The body is just an idea. If we break it down into particles, we lose the body and we’ve entered into another mode of viewing things. So, the body only exists in the mind.
The mind doesn’t exist in space. If it did, then we’d be able to point to something and say, “That there is mind, by golly!” We can’t do that, no matter how we’re viewing things. The best we can do is point to the body, which we’ve already seen only exists in the mind!
We can also break the mind down into dozens of mental processes. When we do that, the mind stops existing to itself. By deconstructing the mind and body, same and different both disappear, and we’re left with unknowing.
There are other possibilities that we could add to the list, but the rest are all offshoots of these. I’m firmly on Spinoza’s bandwagon, that the mind and body are two ways of looking at the same thing.

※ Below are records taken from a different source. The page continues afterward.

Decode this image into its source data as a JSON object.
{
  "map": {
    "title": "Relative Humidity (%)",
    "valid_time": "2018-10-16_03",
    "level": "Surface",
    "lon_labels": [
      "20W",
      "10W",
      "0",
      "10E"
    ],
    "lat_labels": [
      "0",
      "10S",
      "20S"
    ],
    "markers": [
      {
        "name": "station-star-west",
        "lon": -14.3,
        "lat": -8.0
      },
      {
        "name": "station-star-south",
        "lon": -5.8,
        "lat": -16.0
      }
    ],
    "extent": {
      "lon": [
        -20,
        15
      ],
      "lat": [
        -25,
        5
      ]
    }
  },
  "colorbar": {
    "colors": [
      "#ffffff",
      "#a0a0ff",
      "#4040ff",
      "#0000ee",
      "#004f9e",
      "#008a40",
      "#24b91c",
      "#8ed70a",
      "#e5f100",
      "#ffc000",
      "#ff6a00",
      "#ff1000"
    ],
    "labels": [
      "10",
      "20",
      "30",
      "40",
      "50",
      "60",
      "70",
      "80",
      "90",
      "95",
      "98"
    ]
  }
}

One glaring question is, “What does it matter? Whether they’re the same or different, it doesn’t change how mustard tastes.” Have you ever looked in the mirror and thought, “Ugh, I hate my body.” That’s why it matters. Have you mourned the loss of a loved, and either felt sad that they’re gone or hopeful that they live on somewhere else? That’s why it matters.
The mind-body problem has shaped the way we view ourselves and others. It’s so ingrained in our culture that we take it for granted. If someone definitively solves this problem, then they would change the world.